Dolore neuropatico post-traumatico: una sfida medico-legale, non un problema “soggettivo”

Nel dibattito medico-legale il dolore è spesso il terreno più scivoloso. Perché non si fotografa, non si misura con un righello, non si “vede” su un referto come una frattura.

Ma c’è un punto che merita di essere detto con chiarezza, soprattutto quando parliamo di dolore neuropatico ad origine traumatica: non siamo davanti a un dolore “più intenso”. Siamo davanti, spesso, a una disfunzione organica del sistema nervoso. E questo cambia tutto.

Il dolore neuropatico post-traumatico mette in crisi un’abitudine mentale molto radicata: l’idea che l’entità dell’esito debba essere proporzionata alla visibilità del danno anatomico residuo. In realtà può accadere l’opposto: un evento traumatico anche non eclatante può attivare una condizione persistente, che nel tempo smette di essere una semplice conseguenza e diventa una limitazione autonoma, stabile, funzionalmente invalidante.

Qui sta il salto culturale: la medicina legale non è chiamata a “credere” al dolore, né a premiarlo come narrazione. È chiamata a fare qualcosa di più serio e più tecnico: riconoscere quando quel dolore rappresenta una disfunzione coerente, compatibile e invalidante.

Dal dolore alla funzione

Il punto decisivo, infatti, non è chiedersi “quanto dolore sente”. È chiedersi: che cosa non riesce più a fare, e perché?

Perché nel dolore neuropatico il danno non è il dolore in sé, ma l’effetto sulla funzione. La persona può perdere tolleranza allo sforzo, continuità lavorativa, capacità di mantenere posture o di svolgere azioni ripetitive senza crollare. Può sviluppare un’ipersensibilità che trasforma gesti banali in un’esposizione costante allo stimolo doloroso. E spesso il tempo non risolve: cronicizza, consolida, amplifica.

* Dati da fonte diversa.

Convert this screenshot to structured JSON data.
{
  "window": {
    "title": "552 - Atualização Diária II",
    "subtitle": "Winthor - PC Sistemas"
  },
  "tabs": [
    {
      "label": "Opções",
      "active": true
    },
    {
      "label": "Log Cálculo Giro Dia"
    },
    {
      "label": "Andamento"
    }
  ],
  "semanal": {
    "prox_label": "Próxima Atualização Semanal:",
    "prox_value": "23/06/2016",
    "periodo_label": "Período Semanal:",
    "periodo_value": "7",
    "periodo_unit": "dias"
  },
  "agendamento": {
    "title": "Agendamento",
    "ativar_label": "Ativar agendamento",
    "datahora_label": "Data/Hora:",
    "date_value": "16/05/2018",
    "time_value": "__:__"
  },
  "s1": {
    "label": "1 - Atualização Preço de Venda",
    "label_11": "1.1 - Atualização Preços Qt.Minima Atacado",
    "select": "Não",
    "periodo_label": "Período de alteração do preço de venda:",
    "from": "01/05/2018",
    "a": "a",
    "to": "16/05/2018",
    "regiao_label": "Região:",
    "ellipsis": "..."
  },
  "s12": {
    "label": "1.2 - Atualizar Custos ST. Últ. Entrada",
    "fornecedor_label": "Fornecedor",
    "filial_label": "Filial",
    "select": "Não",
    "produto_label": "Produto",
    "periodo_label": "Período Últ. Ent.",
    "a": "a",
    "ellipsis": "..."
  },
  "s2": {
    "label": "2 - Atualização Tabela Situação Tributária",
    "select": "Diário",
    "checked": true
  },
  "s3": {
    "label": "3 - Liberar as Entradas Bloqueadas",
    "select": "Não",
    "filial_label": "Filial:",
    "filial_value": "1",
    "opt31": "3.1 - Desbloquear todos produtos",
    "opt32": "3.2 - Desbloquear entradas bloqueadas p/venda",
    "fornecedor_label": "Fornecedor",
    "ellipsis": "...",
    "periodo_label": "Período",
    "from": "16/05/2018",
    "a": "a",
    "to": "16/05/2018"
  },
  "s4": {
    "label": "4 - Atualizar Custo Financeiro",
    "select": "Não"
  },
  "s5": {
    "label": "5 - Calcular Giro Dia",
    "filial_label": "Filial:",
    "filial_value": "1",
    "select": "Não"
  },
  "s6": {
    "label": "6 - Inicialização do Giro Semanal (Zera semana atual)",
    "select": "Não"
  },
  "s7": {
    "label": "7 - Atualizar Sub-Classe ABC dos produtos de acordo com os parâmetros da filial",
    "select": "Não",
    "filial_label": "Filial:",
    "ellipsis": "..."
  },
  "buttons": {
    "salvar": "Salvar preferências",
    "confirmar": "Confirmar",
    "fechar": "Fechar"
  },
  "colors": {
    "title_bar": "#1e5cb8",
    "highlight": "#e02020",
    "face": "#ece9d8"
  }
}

È qui che il classico dualismo “oggettivo contro soggettivo” mostra i suoi limiti. Perché il dolore neuropatico non pretende di essere visto: pretende di essere letto clinicamente. Esiste una coerenza possibile tra dinamica lesiva, territorio interessato, andamento temporale e ricadute funzionali. Esiste una fenomenologia tipica. Esiste una logica neuro-funzionale.

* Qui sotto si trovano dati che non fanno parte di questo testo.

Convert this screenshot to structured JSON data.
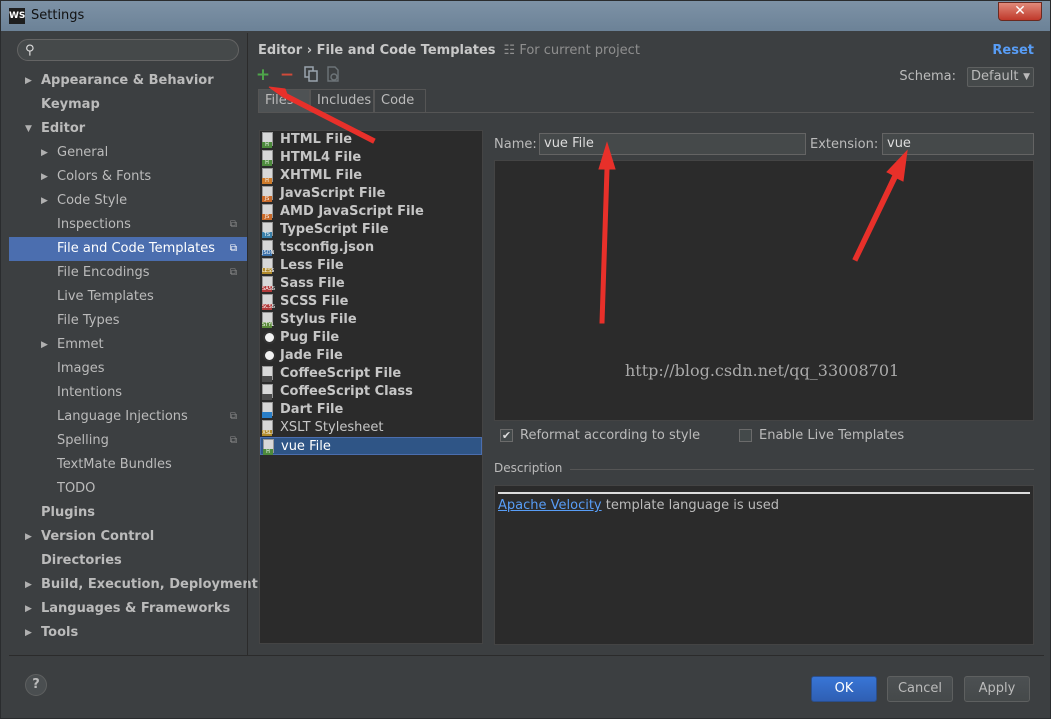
{
  "window": {
    "title": "Settings",
    "logo_text": "WS",
    "close_glyph": "✕"
  },
  "search": {
    "placeholder": ""
  },
  "tree": [
    {
      "label": "Appearance & Behavior",
      "level": 0,
      "arrow": "▶",
      "bold": true
    },
    {
      "label": "Keymap",
      "level": 0,
      "arrow": "",
      "bold": true
    },
    {
      "label": "Editor",
      "level": 0,
      "arrow": "▼",
      "bold": true
    },
    {
      "label": "General",
      "level": 1,
      "arrow": "▶"
    },
    {
      "label": "Colors & Fonts",
      "level": 1,
      "arrow": "▶"
    },
    {
      "label": "Code Style",
      "level": 1,
      "arrow": "▶"
    },
    {
      "label": "Inspections",
      "level": 1,
      "arrow": "",
      "proj": true
    },
    {
      "label": "File and Code Templates",
      "level": 1,
      "arrow": "",
      "proj": true,
      "selected": true
    },
    {
      "label": "File Encodings",
      "level": 1,
      "arrow": "",
      "proj": true
    },
    {
      "label": "Live Templates",
      "level": 1,
      "arrow": ""
    },
    {
      "label": "File Types",
      "level": 1,
      "arrow": ""
    },
    {
      "label": "Emmet",
      "level": 1,
      "arrow": "▶"
    },
    {
      "label": "Images",
      "level": 1,
      "arrow": ""
    },
    {
      "label": "Intentions",
      "level": 1,
      "arrow": ""
    },
    {
      "label": "Language Injections",
      "level": 1,
      "arrow": "",
      "proj": true
    },
    {
      "label": "Spelling",
      "level": 1,
      "arrow": "",
      "proj": true
    },
    {
      "label": "TextMate Bundles",
      "level": 1,
      "arrow": ""
    },
    {
      "label": "TODO",
      "level": 1,
      "arrow": ""
    },
    {
      "label": "Plugins",
      "level": 0,
      "arrow": "",
      "bold": true
    },
    {
      "label": "Version Control",
      "level": 0,
      "arrow": "▶",
      "bold": true
    },
    {
      "label": "Directories",
      "level": 0,
      "arrow": "",
      "bold": true
    },
    {
      "label": "Build, Execution, Deployment",
      "level": 0,
      "arrow": "▶",
      "bold": true
    },
    {
      "label": "Languages & Frameworks",
      "level": 0,
      "arrow": "▶",
      "bold": true
    },
    {
      "label": "Tools",
      "level": 0,
      "arrow": "▶",
      "bold": true
    }
  ],
  "header": {
    "breadcrumb": "Editor › File and Code Templates",
    "scope": "For current project",
    "reset": "Reset"
  },
  "toolbar": {
    "add": "+",
    "remove": "−"
  },
  "schema": {
    "label": "Schema:",
    "value": "Default"
  },
  "tabs": [
    "Files",
    "Includes",
    "Code"
  ],
  "files": [
    {
      "name": "HTML File",
      "badge": "H",
      "color": "#4d8a3c",
      "bold": true
    },
    {
      "name": "HTML4 File",
      "badge": "H",
      "color": "#4d8a3c",
      "bold": true
    },
    {
      "name": "XHTML File",
      "badge": "H",
      "color": "#cc7a2a",
      "bold": true
    },
    {
      "name": "JavaScript File",
      "badge": "JS",
      "color": "#c86a2a",
      "bold": true
    },
    {
      "name": "AMD JavaScript File",
      "badge": "JS",
      "color": "#c86a2a",
      "bold": true
    },
    {
      "name": "TypeScript File",
      "badge": "TS",
      "color": "#3a7fa8",
      "bold": true
    },
    {
      "name": "tsconfig.json",
      "badge": "JSON",
      "color": "#3a6fa8",
      "bold": true
    },
    {
      "name": "Less File",
      "badge": "LESS",
      "color": "#b08a2a",
      "bold": true
    },
    {
      "name": "Sass File",
      "badge": "SASS",
      "color": "#b03a3a",
      "bold": true
    },
    {
      "name": "SCSS File",
      "badge": "SCSS",
      "color": "#b03a3a",
      "bold": true
    },
    {
      "name": "Stylus File",
      "badge": "STYL",
      "color": "#5a8a3a",
      "bold": true
    },
    {
      "name": "Pug File",
      "badge": "",
      "color": "",
      "circle": true,
      "bold": true
    },
    {
      "name": "Jade File",
      "badge": "",
      "color": "",
      "circle": true,
      "bold": true
    },
    {
      "name": "CoffeeScript File",
      "badge": "",
      "color": "#4a4a4a",
      "bold": true
    },
    {
      "name": "CoffeeScript Class",
      "badge": "",
      "color": "#4a4a4a",
      "bold": true
    },
    {
      "name": "Dart File",
      "badge": "",
      "color": "#2a7fc8",
      "bold": true
    },
    {
      "name": "XSLT Stylesheet",
      "badge": "XSL",
      "color": "#b08a2a",
      "bold": false
    },
    {
      "name": "vue File",
      "badge": "H",
      "color": "#4d8a3c",
      "bold": false,
      "selected": true
    }
  ],
  "form": {
    "name_label": "Name:",
    "name_value": "vue File",
    "extension_label": "Extension:",
    "extension_value": "vue"
  },
  "editor": {
    "watermark": "http://blog.csdn.net/qq_33008701"
  },
  "options": {
    "reformat_label": "Reformat according to style",
    "reformat_checked": true,
    "live_label": "Enable Live Templates",
    "live_checked": false
  },
  "description": {
    "label": "Description",
    "link": "Apache Velocity",
    "text": " template language is used"
  },
  "footer": {
    "help": "?",
    "ok": "OK",
    "cancel": "Cancel",
    "apply": "Apply"
  },
  "colors": {
    "accent": "#4b6eaf",
    "link": "#589df6",
    "annotation": "#e8302a"
  }
}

L’errore più frequente non è negare il dolore. È ridurlo a rumore di fondo quando manca un deficit macroscopico. Come se l’assenza di paralisi o di segni eclatanti equivalesse automaticamente all’assenza di menomazione.

Rendere visibile l’invisibile

Ma nel dolore neuropatico post-traumatico la menomazione non è sempre un “meno”. A volte è un “diverso”: una funzione che esiste, ma è distorta e diventa patologica.

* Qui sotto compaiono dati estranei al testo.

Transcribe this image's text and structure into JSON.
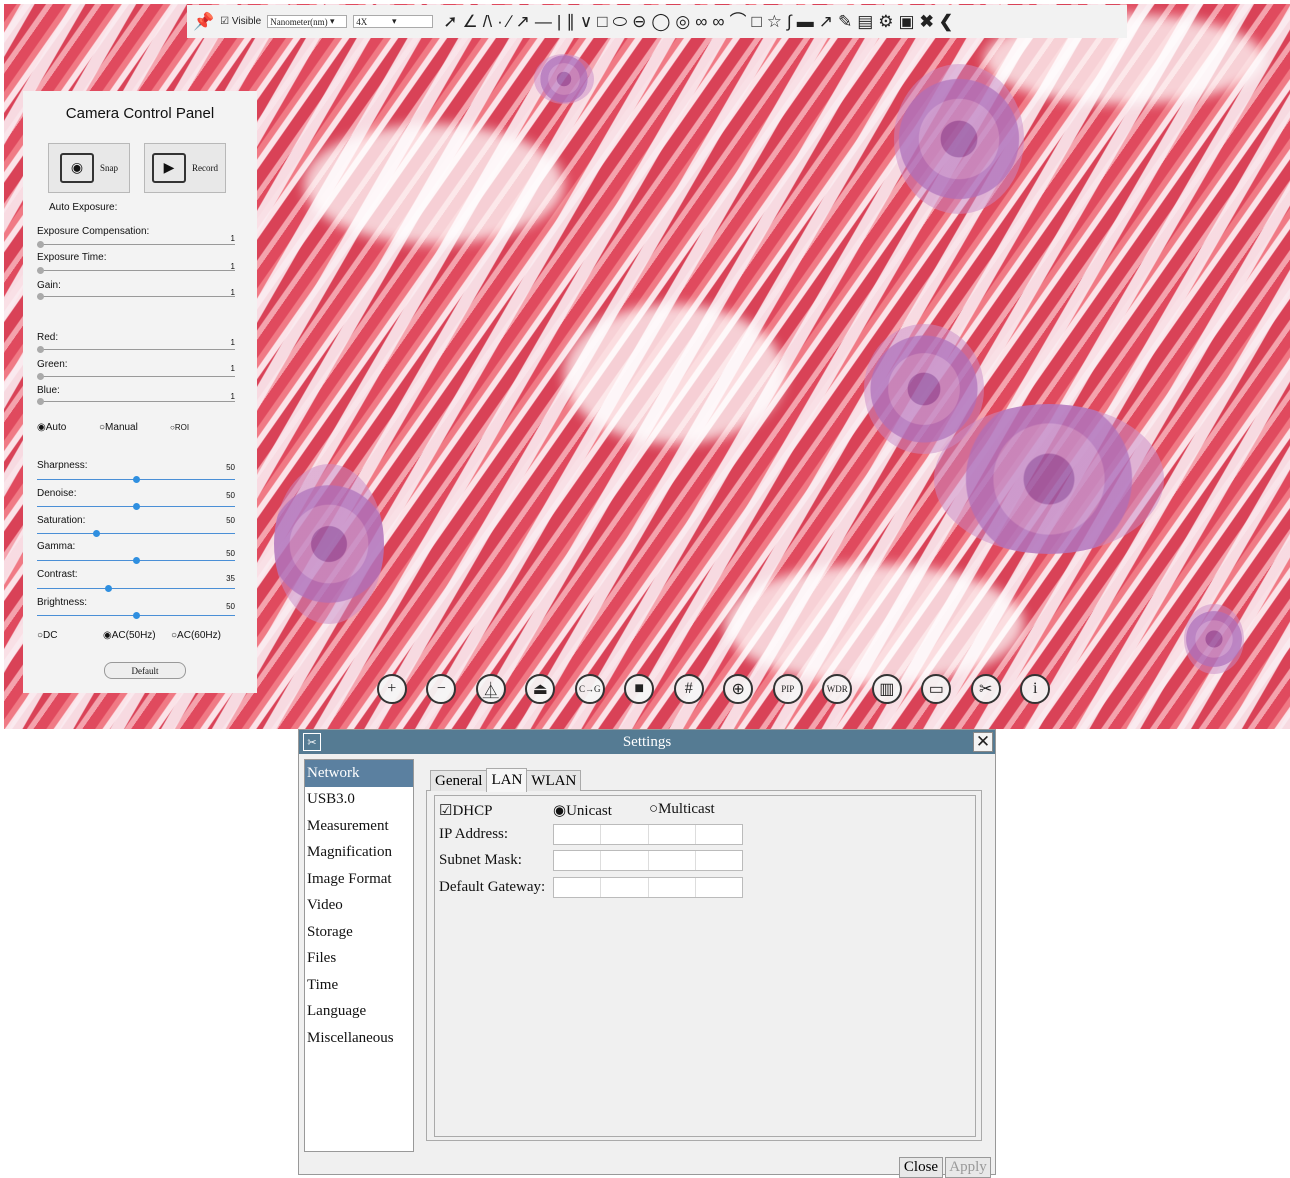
{
  "toolbar": {
    "visible_label": "Visible",
    "unit_select": "Nanometer(nm)",
    "magnification_select": "4X",
    "tools": [
      "pin-icon",
      "cursor-icon",
      "angle-icon",
      "polyline-icon",
      "point-icon",
      "line-icon",
      "arrow-line-icon",
      "hline-icon",
      "vline-icon",
      "parallel-icon",
      "cross-icon",
      "rectangle-icon",
      "ellipse-icon",
      "circle-3pt-icon",
      "circle-icon",
      "annulus-icon",
      "two-circles-icon",
      "link-circles-icon",
      "arc-icon",
      "text-icon",
      "polygon-icon",
      "curve-icon",
      "scale-bar-icon",
      "arrow-icon",
      "eraser-icon",
      "export-icon",
      "settings-icon",
      "layers-icon",
      "close-icon",
      "collapse-icon"
    ]
  },
  "camera_panel": {
    "title": "Camera Control Panel",
    "snap_label": "Snap",
    "record_label": "Record",
    "auto_exposure_label": "Auto Exposure:",
    "exposure_compensation": {
      "label": "Exposure Compensation:",
      "value": "1",
      "level": 0.02
    },
    "exposure_time": {
      "label": "Exposure Time:",
      "value": "1",
      "level": 0.02
    },
    "gain": {
      "label": "Gain:",
      "value": "1",
      "level": 0.02
    },
    "red": {
      "label": "Red:",
      "value": "1",
      "level": 0.02
    },
    "green": {
      "label": "Green:",
      "value": "1",
      "level": 0.02
    },
    "blue": {
      "label": "Blue:",
      "value": "1",
      "level": 0.02
    },
    "wb_modes": [
      "Auto",
      "Manual",
      "ROI"
    ],
    "wb_selected": "Auto",
    "sharpness": {
      "label": "Sharpness:",
      "value": "50",
      "level": 0.5
    },
    "denoise": {
      "label": "Denoise:",
      "value": "50",
      "level": 0.5
    },
    "saturation": {
      "label": "Saturation:",
      "value": "50",
      "level": 0.3
    },
    "gamma": {
      "label": "Gamma:",
      "value": "50",
      "level": 0.5
    },
    "contrast": {
      "label": "Contrast:",
      "value": "35",
      "level": 0.36
    },
    "brightness": {
      "label": "Brightness:",
      "value": "50",
      "level": 0.5
    },
    "power_modes": [
      "DC",
      "AC(50Hz)",
      "AC(60Hz)"
    ],
    "power_selected": "AC(50Hz)",
    "default_label": "Default"
  },
  "bottom_toolbar": {
    "buttons": [
      {
        "name": "zoom-in-icon",
        "glyph": "+"
      },
      {
        "name": "zoom-out-icon",
        "glyph": "−"
      },
      {
        "name": "flip-horizontal-icon",
        "glyph": "⏅"
      },
      {
        "name": "flip-vertical-icon",
        "glyph": "⏏"
      },
      {
        "name": "color-to-gray-icon",
        "glyph": "C→G"
      },
      {
        "name": "stop-icon",
        "glyph": "■"
      },
      {
        "name": "grid-icon",
        "glyph": "#"
      },
      {
        "name": "target-icon",
        "glyph": "⊕"
      },
      {
        "name": "pip-icon",
        "glyph": "PIP"
      },
      {
        "name": "wdr-icon",
        "glyph": "WDR"
      },
      {
        "name": "compare-icon",
        "glyph": "▥"
      },
      {
        "name": "browse-folder-icon",
        "glyph": "▭"
      },
      {
        "name": "settings-tools-icon",
        "glyph": "✂"
      },
      {
        "name": "info-icon",
        "glyph": "i"
      }
    ]
  },
  "settings": {
    "title": "Settings",
    "nav": [
      "Network",
      "USB3.0",
      "Measurement",
      "Magnification",
      "Image Format",
      "Video",
      "Storage",
      "Files",
      "Time",
      "Language",
      "Miscellaneous"
    ],
    "nav_selected": "Network",
    "tabs": [
      "General",
      "LAN",
      "WLAN"
    ],
    "active_tab": "LAN",
    "dhcp_label": "DHCP",
    "unicast_label": "Unicast",
    "multicast_label": "Multicast",
    "ip_label": "IP Address:",
    "subnet_label": "Subnet Mask:",
    "gateway_label": "Default Gateway:",
    "close_label": "Close",
    "apply_label": "Apply"
  }
}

Per questo serve una grammatica medico-legale più evoluta. Non per allargare le maglie in modo emotivo, ma per rendere le valutazioni più aderenti alla realtà clinica. Perché quando la disfunzione non viene riconosciuta, accade qualcosa di molto concreto: il lavoratore risulta “quasi guarito” nella carta, ma non lo è nella vita. E quel vuoto lo paga interamente lui, nel corpo, nel lavoro, nella dignità sociale.

Nevra lavora anche su questo: portare il dolore neuropatico post-traumatico fuori dall’equivoco. Non come tema opinabile, ma come condizione organica che può diventare invalidante. E che merita letture cliniche e medico-legali capaci di distinguere tra l’indimostrabile e ciò che, invece, è semplicemente rimasto senza linguaggio.

Se una tutela non sa nominare un problema, quel problema non scompare. Semplicemente, diventa invisibile. E l’invisibile, quasi sempre, è ciò che viene negato per primo.